This afternoon’s discussion, continuing in the economic theme, is a discussion on lending in the community association industry. Several representatives of private project approval companies, a representative of FannieMae, and a developer’s attorney (who explains that he has inadvertently become a banker’s attorney are discussing the current state of financing in the U.S.
Historically, FHA was the first government-related association to assist in condominium funding; that was ultimately followed by the VA, then FNMA and FMAC. These entities all had underwriting standards relating to which projects they would lend upon; community associations could seek and obtain approval, once that approval was obtained the approval would be posted, and would be permanent, in the absence of litigation, or certain other significant adverse actions.
In November of 2007, however, FNMA stopped granting approvals and deferred the approval decision to lenders. That caused great consternation, as lenders did not know what they were doing, and loan availability suffered.
Recently, FNMA has indicated that it will resume the project approval program, with several different options.

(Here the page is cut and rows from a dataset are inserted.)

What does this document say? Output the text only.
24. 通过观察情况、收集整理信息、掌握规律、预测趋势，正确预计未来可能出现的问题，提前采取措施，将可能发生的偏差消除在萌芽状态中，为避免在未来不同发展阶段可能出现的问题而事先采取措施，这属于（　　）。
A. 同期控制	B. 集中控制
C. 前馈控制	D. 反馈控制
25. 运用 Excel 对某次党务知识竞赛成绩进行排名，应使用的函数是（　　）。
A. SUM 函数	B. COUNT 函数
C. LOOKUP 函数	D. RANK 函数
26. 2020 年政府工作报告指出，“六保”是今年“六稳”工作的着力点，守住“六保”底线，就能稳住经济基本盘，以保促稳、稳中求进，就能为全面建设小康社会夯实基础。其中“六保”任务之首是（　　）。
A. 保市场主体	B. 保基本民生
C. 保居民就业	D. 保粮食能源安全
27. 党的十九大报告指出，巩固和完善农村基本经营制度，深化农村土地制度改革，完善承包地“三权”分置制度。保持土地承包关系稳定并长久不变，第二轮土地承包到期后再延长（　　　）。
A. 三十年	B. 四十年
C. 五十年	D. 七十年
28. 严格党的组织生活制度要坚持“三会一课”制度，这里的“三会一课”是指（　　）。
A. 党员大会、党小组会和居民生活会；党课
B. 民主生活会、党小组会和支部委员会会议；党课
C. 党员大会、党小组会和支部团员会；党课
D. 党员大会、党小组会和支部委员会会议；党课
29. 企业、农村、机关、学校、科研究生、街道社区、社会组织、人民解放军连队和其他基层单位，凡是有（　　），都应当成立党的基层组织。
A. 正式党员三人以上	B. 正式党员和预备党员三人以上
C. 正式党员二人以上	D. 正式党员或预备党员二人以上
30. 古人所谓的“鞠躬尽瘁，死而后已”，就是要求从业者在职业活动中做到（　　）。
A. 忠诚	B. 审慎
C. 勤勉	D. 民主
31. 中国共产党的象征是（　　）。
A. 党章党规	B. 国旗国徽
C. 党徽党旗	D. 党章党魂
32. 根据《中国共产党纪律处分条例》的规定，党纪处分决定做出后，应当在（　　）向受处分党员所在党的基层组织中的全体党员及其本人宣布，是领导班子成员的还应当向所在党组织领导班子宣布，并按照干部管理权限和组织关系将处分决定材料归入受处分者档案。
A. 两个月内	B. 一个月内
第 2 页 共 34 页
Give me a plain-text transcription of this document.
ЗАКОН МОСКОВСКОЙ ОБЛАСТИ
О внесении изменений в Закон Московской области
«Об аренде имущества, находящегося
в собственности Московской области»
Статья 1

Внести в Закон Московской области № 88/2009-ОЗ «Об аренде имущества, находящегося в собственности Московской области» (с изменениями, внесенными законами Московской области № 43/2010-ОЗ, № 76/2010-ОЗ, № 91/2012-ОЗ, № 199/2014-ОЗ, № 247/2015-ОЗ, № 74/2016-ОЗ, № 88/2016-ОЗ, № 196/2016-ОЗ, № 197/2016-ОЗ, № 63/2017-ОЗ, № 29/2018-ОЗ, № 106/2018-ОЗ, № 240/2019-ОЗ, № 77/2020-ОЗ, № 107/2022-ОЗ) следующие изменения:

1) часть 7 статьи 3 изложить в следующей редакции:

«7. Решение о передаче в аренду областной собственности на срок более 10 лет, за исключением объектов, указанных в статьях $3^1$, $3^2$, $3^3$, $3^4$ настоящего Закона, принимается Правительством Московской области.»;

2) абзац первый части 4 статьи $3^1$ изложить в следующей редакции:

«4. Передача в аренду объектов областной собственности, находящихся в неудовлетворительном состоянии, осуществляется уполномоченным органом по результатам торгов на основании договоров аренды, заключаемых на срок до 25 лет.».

An attorney, who is the past president of CAI, is suggesting that a price protection plan for homes will solve the World economic problem. Simplified greatly, he’s proposing that new homeowners be assured of a repurchase of their home, at the original purchase price, after a two year period.
One drafting suggestion to the practitioners is that association governing documents allow board modification of provisions relating to secondary mortgage markets.
Several of the panelists are reminding attendees that the agencies will, even in otherwise noncompliant projects, grant exceptions in appropriate circumstances.